Les Mains dans les poches : Jonathan Safran Foer, L’Avenir de la planète commence dans notre assiette

Jonathan Safran Foer © Christine Marcandier

L’urgence est là et le constat de Jonathan Safran Foer sans appel : nous sommes pleinement engagés dans une crise sans précédent, extinction des espèces, dérèglement climatique, catastrophes majeures liées à nos modes de vie, de consommation et d’alimentation. Et c’est bien cette évidence, cet « ici et maintenant » que nous nions : la menace qui pèse sur la survie de notre planète « n’est pas considérée par la plupart des gens comme une « bonne histoire » ». Comment changer de récit ? Telle est la question centrale posée par le dernier essai de Jonathan Safran Foer, L’Avenir de la planète commence dans notre assiette qui vient de sortir en poche chez Points, question également au cœur du grand entretien que l’écrivain a accordé à Diacritik lors de la parution de son livre en grand format aux éditions de l’Olivier.

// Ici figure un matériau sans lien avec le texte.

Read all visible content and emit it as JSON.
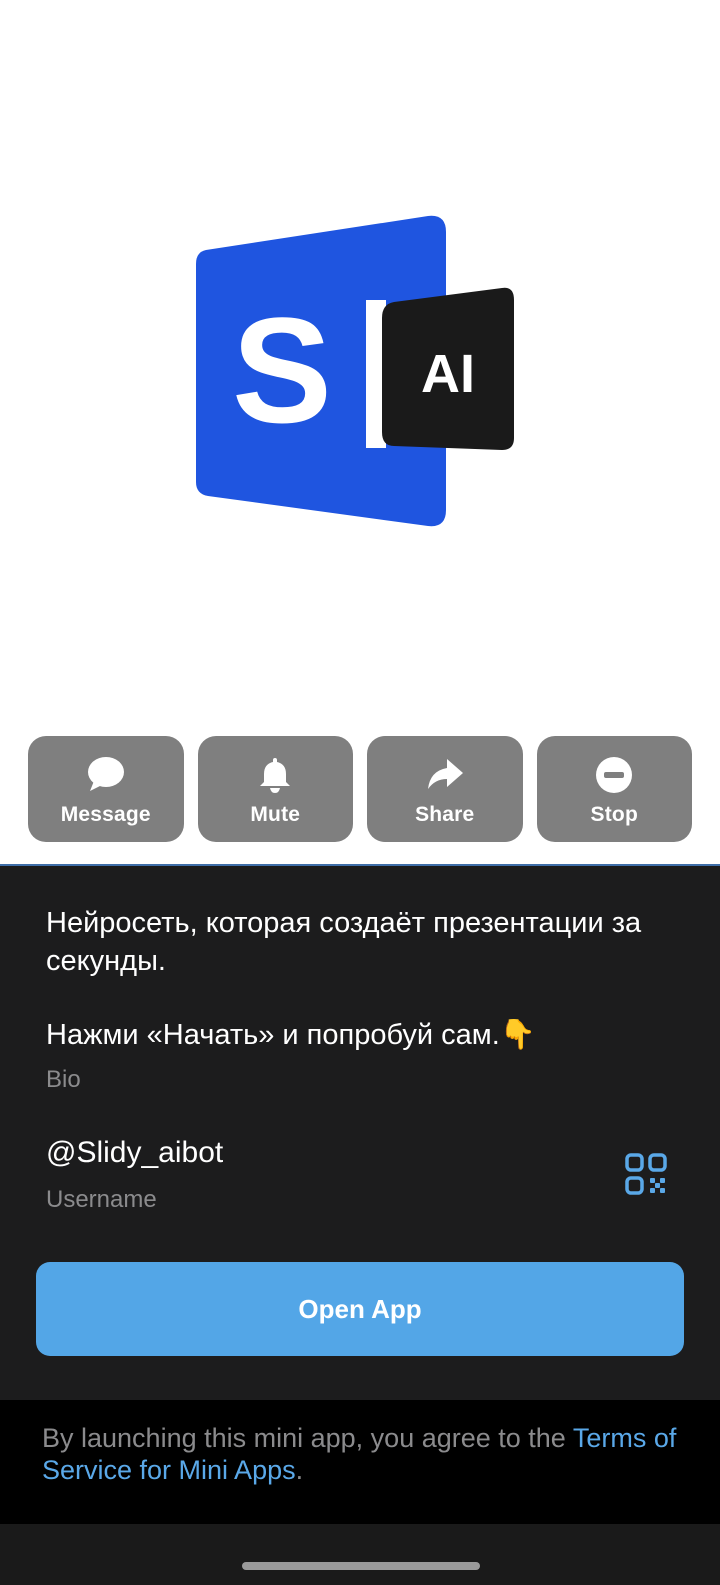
{
  "profile": {
    "logo_text": "AI",
    "logo_letter": "S"
  },
  "actions": [
    {
      "label": "Message",
      "icon": "message-icon"
    },
    {
      "label": "Mute",
      "icon": "bell-icon"
    },
    {
      "label": "Share",
      "icon": "share-icon"
    },
    {
      "label": "Stop",
      "icon": "stop-icon"
    }
  ],
  "info": {
    "bio_line1": "Нейросеть, которая создаёт презентации за секунды.",
    "bio_line2": "Нажми «Начать» и попробуй сам.👇",
    "bio_label": "Bio",
    "username": "@Slidy_aibot",
    "username_label": "Username",
    "qr_icon": "qr-code-icon"
  },
  "open_app_label": "Open App",
  "terms": {
    "prefix": "By launching this mini app, you agree to the ",
    "link": "Terms of Service for Mini Apps",
    "suffix": "."
  },
  "colors": {
    "accent": "#53a6e7",
    "logo_blue": "#1f55e0",
    "action_bg": "#7f7f7f",
    "card_bg": "#1c1c1d"
  }
}
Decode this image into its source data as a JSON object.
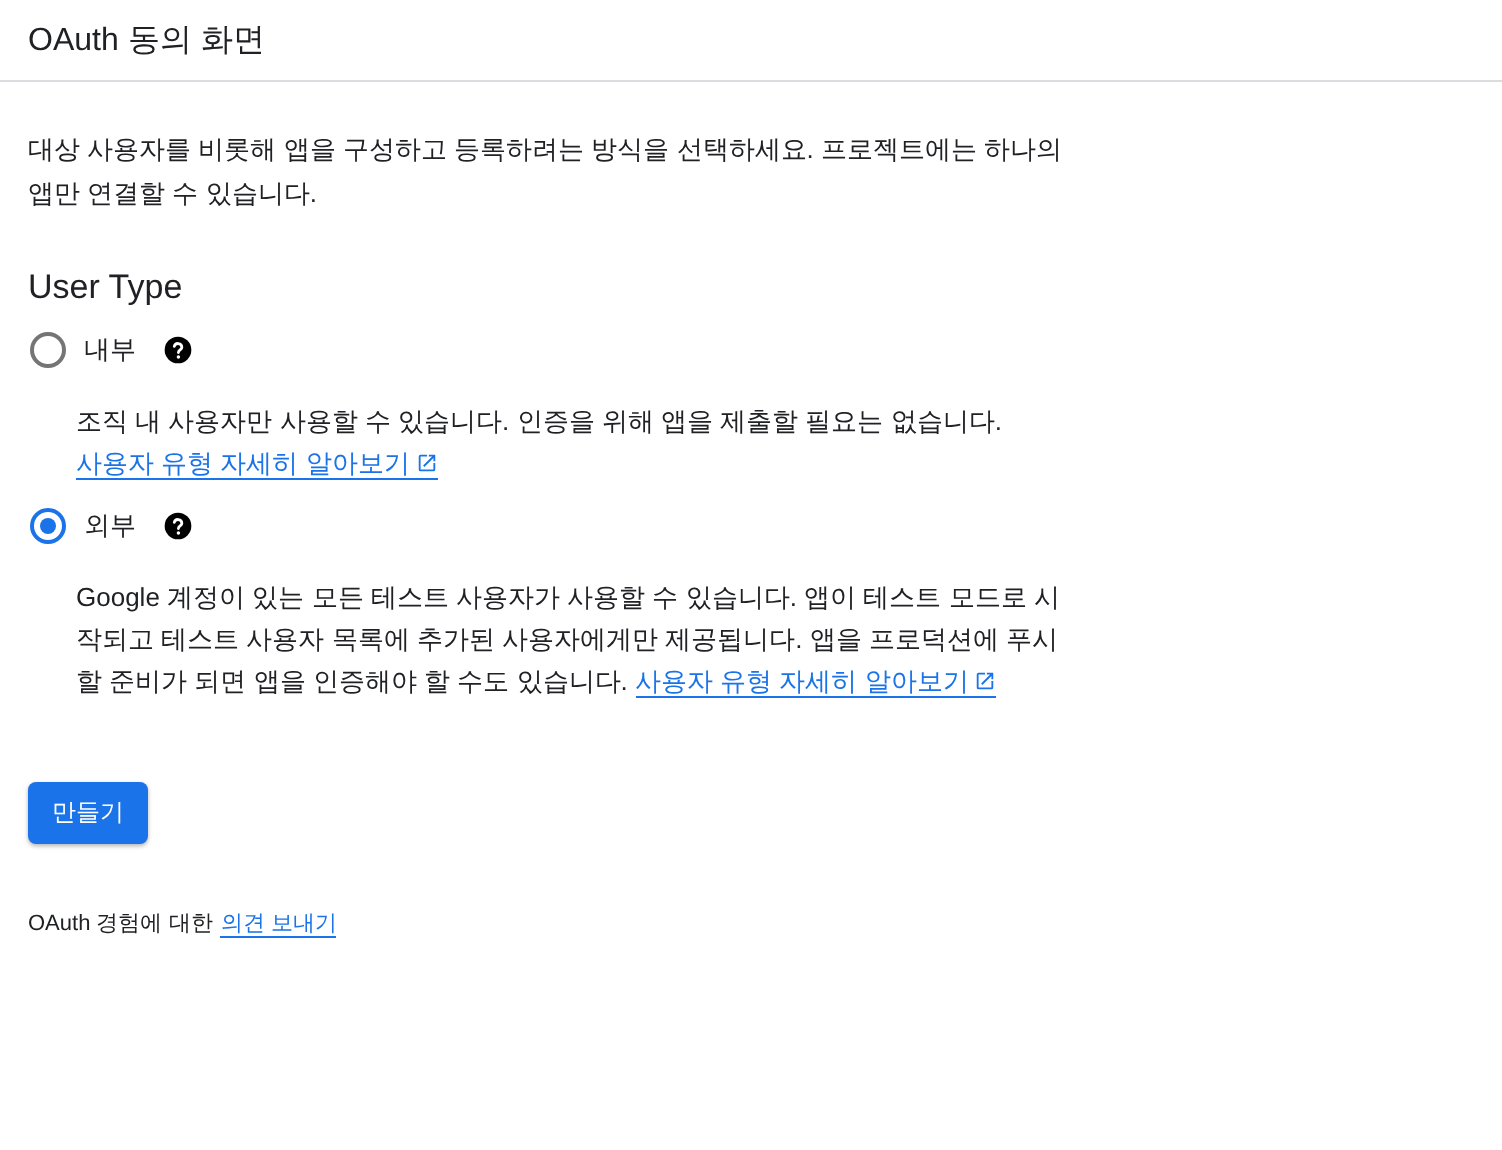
{
  "header": {
    "title": "OAuth 동의 화면"
  },
  "intro": "대상 사용자를 비롯해 앱을 구성하고 등록하려는 방식을 선택하세요. 프로젝트에는 하나의 앱만 연결할 수 있습니다.",
  "section_title": "User Type",
  "options": [
    {
      "label": "내부",
      "selected": false,
      "description": "조직 내 사용자만 사용할 수 있습니다. 인증을 위해 앱을 제출할 필요는 없습니다.",
      "link": "사용자 유형 자세히 알아보기"
    },
    {
      "label": "외부",
      "selected": true,
      "description": "Google 계정이 있는 모든 테스트 사용자가 사용할 수 있습니다. 앱이 테스트 모드로 시작되고 테스트 사용자 목록에 추가된 사용자에게만 제공됩니다. 앱을 프로덕션에 푸시할 준비가 되면 앱을 인증해야 할 수도 있습니다.",
      "link": "사용자 유형 자세히 알아보기"
    }
  ],
  "create_button": "만들기",
  "footer": {
    "text": "OAuth 경험에 대한",
    "link": "의견 보내기"
  }
}
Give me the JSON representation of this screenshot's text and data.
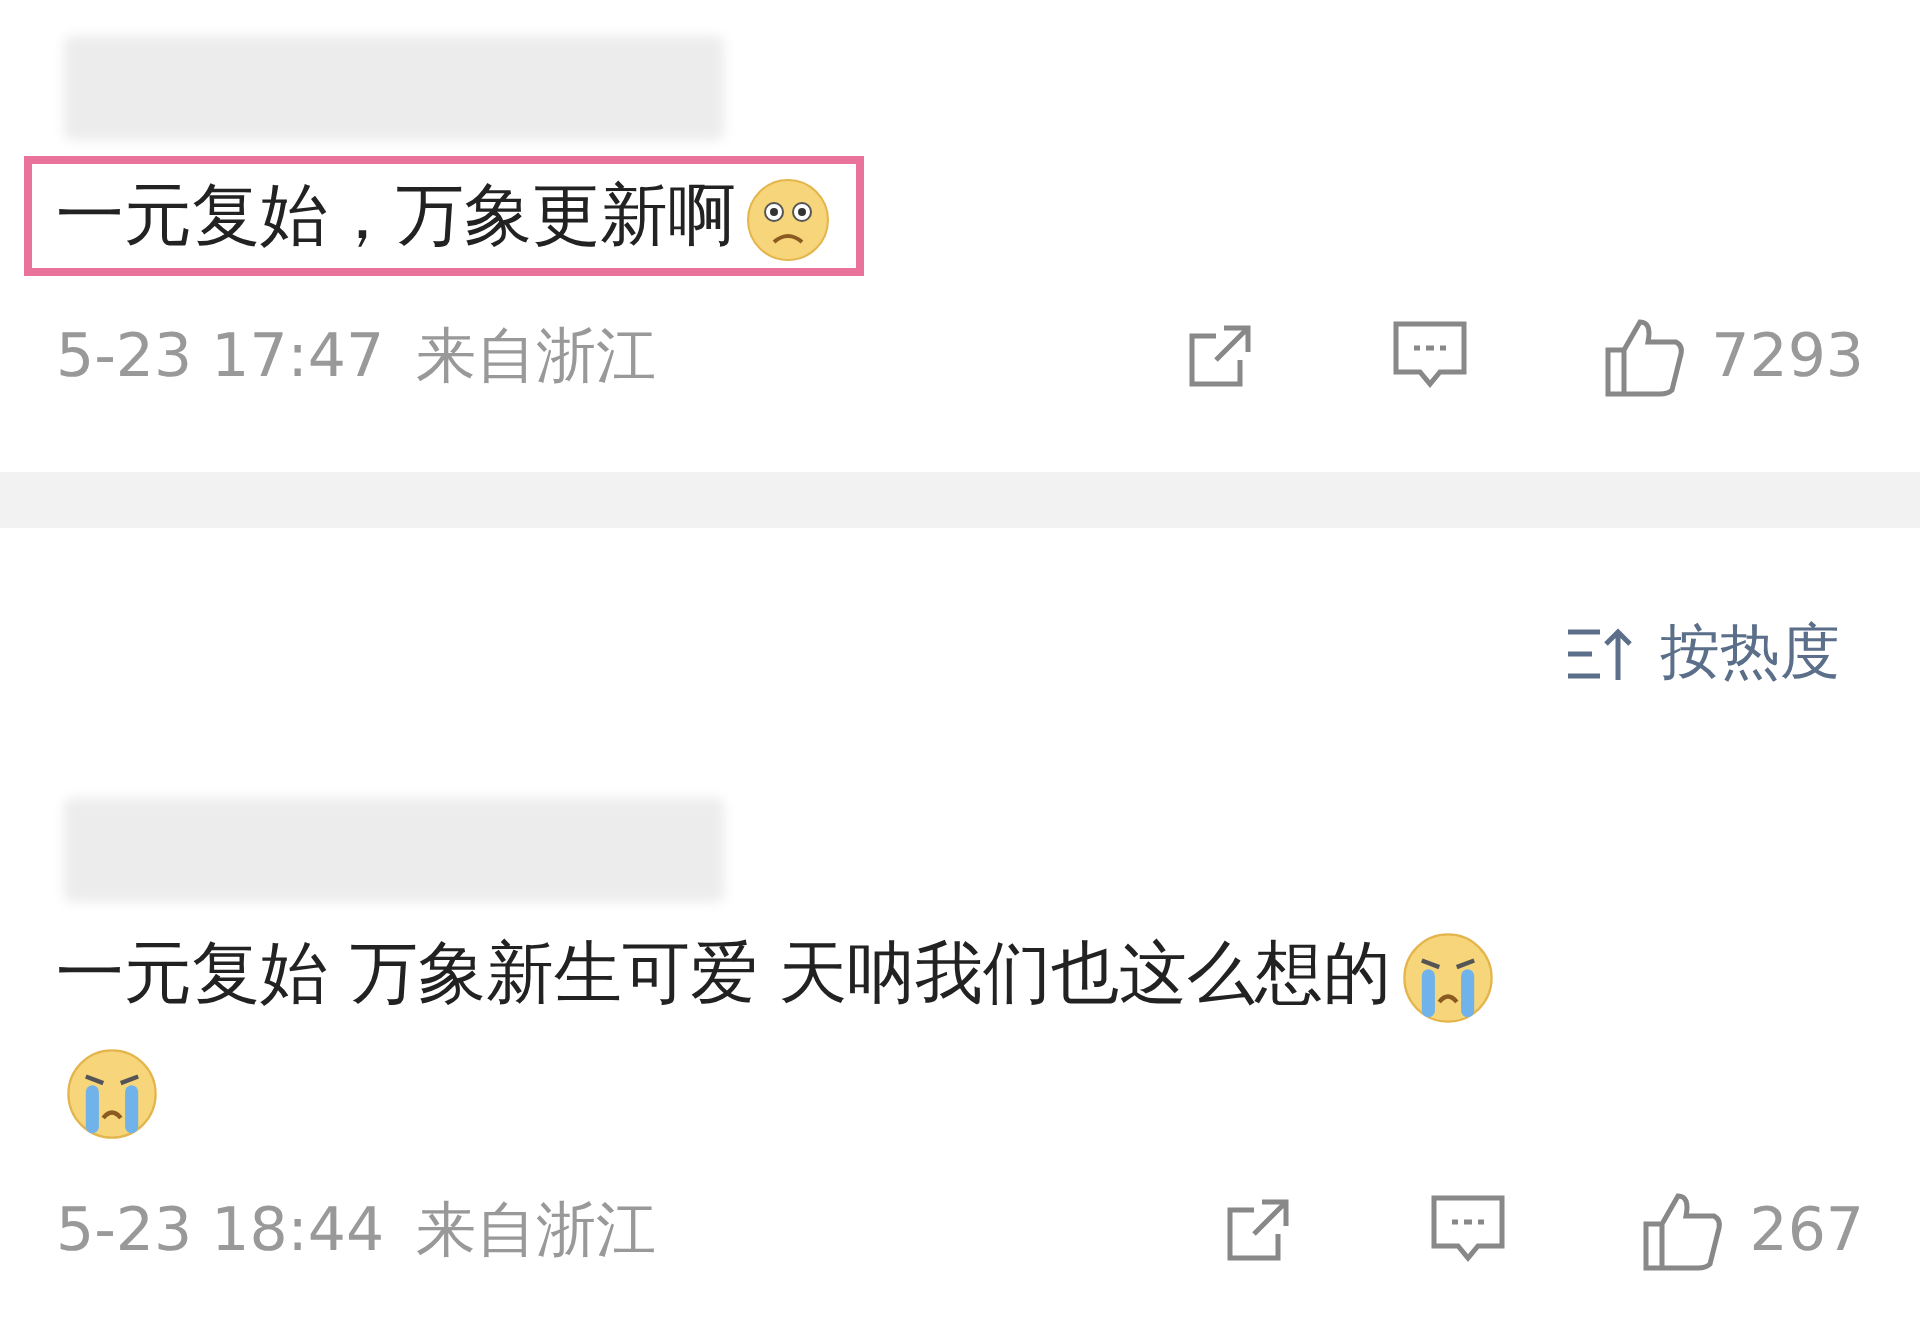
{
  "comments": [
    {
      "highlighted": true,
      "text": "一元复始，万象更新啊",
      "emojis": [
        {
          "kind": "teary"
        }
      ],
      "time": "5-23 17:47",
      "location": "来自浙江",
      "likes": "7293"
    },
    {
      "highlighted": false,
      "text": "一元复始 万象新生可爱 天呐我们也这么想的",
      "emojis": [
        {
          "kind": "crying"
        },
        {
          "kind": "crying"
        }
      ],
      "time": "5-23 18:44",
      "location": "来自浙江",
      "likes": "267"
    }
  ],
  "sort": {
    "label": "按热度"
  }
}
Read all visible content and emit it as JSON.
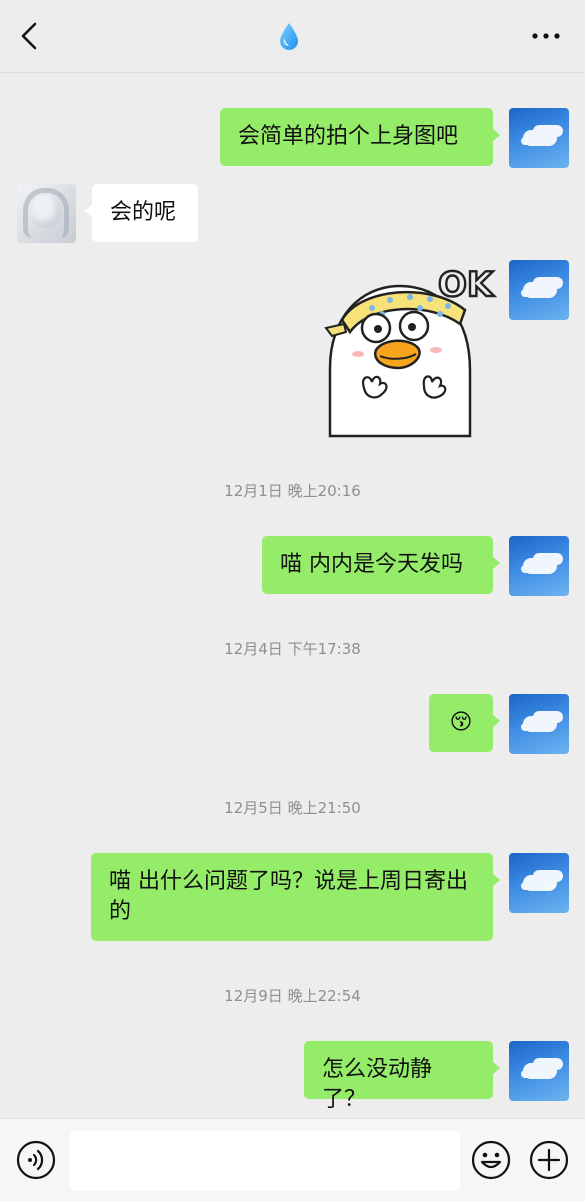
{
  "header": {
    "back_icon": "chevron-left-icon",
    "title_icon": "water-drop-icon",
    "more_icon": "more-dots-icon"
  },
  "messages": [
    {
      "side": "me",
      "text": "会简单的拍个上身图吧"
    },
    {
      "side": "other",
      "text": "会的呢"
    },
    {
      "side": "me",
      "type": "sticker",
      "sticker_text": "OK"
    },
    {
      "type": "timestamp",
      "text": "12月1日 晚上20:16"
    },
    {
      "side": "me",
      "text": "喵 内内是今天发吗"
    },
    {
      "type": "timestamp",
      "text": "12月4日 下午17:38"
    },
    {
      "side": "me",
      "type": "emoji",
      "emoji": "😚"
    },
    {
      "type": "timestamp",
      "text": "12月5日 晚上21:50"
    },
    {
      "side": "me",
      "text": "喵 出什么问题了吗？说是上周日寄出的"
    },
    {
      "type": "timestamp",
      "text": "12月9日 晚上22:54"
    },
    {
      "side": "me",
      "text": "怎么没动静了？"
    }
  ],
  "inputbar": {
    "voice_icon": "voice-icon",
    "input_value": "",
    "emoji_icon": "emoji-icon",
    "plus_icon": "plus-icon"
  },
  "colors": {
    "background": "#ededed",
    "my_bubble": "#95ec69",
    "other_bubble": "#ffffff",
    "timestamp_text": "#8f8f8f"
  }
}
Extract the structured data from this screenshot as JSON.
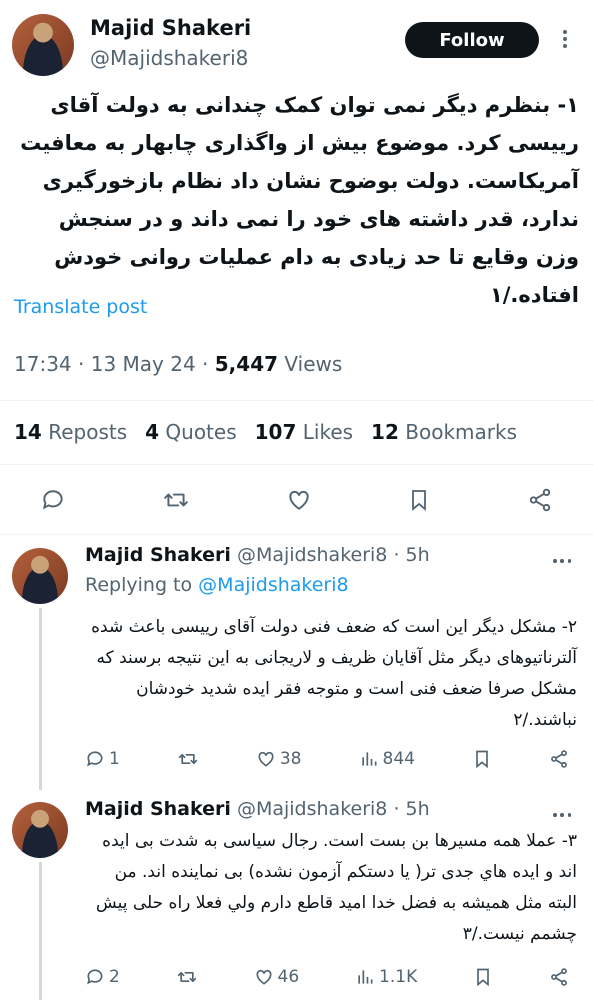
{
  "main_tweet": {
    "name": "Majid Shakeri",
    "handle": "@Majidshakeri8",
    "follow_label": "Follow",
    "text": "۱- بنظرم دیگر نمی توان کمک چندانی به دولت آقای رییسی کرد. موضوع بیش از واگذاری چابهار به معافیت آمریکاست. دولت بوضوح نشان داد نظام بازخورگیری ندارد، قدر داشته های خود را نمی داند و در سنجش وزن وقایع تا حد زیادی به دام عملیات روانی خودش افتاده./۱",
    "translate_label": "Translate post",
    "time": "17:34",
    "date": "13 May 24",
    "views_count": "5,447",
    "views_label": "Views",
    "stats": [
      {
        "count": "14",
        "label": "Reposts"
      },
      {
        "count": "4",
        "label": "Quotes"
      },
      {
        "count": "107",
        "label": "Likes"
      },
      {
        "count": "12",
        "label": "Bookmarks"
      }
    ]
  },
  "replies": [
    {
      "name": "Majid Shakeri",
      "handle": "@Majidshakeri8",
      "age": "· 5h",
      "replying_prefix": "Replying to",
      "replying_handle": "@Majidshakeri8",
      "text": "۲- مشکل دیگر این است که ضعف فنی دولت آقای رییسی باعث شده آلترناتیوهای دیگر مثل آقایان ظریف و لاریجانی به این نتیجه برسند که مشکل صرفا ضعف فنی است و متوجه فقر ایده شدید خودشان نباشند./۲",
      "replies": "1",
      "reposts": "",
      "likes": "38",
      "views": "844"
    },
    {
      "name": "Majid Shakeri",
      "handle": "@Majidshakeri8",
      "age": "· 5h",
      "text": "۳- عملا همه مسیرها بن بست است. رجال سیاسی به شدت بی ایده اند و ایده هاي جدی تر( یا دستکم آزمون نشده) بی نماینده اند. من البته مثل همیشه به فضل خدا امید قاطع دارم ولي فعلا راه حلی پیش چشمم نیست./۳",
      "replies": "2",
      "reposts": "",
      "likes": "46",
      "views": "1.1K"
    }
  ]
}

L’Avenir de la planète commence dans notre assiette n’est ni une extension de Faut-il manger les animaux ? (2011), premier essai publié par Jonathan Safran Foer, dénonciation sans concession de l’élevage intensif et du traitement que l’homme réserve aux animaux ni l’essai simpliste que semble annoncer son titre. Certes, Jonathan Safran Foer énonce quelques vérités facilement assimilables. Si nous voulons mettre un terme au compte à rebours déjà largement entamé de notre extinction (hausse des températures, catastrophes climatiques majeures désormais récurrentes, déforestation, etc.), nous devons changer de manière de nous alimenter (son principe est simple : pas de produits animaux avant le dîner), de nous déplacer (réduire drastiquement nos usages de la voiture et de l’avion), de consommer.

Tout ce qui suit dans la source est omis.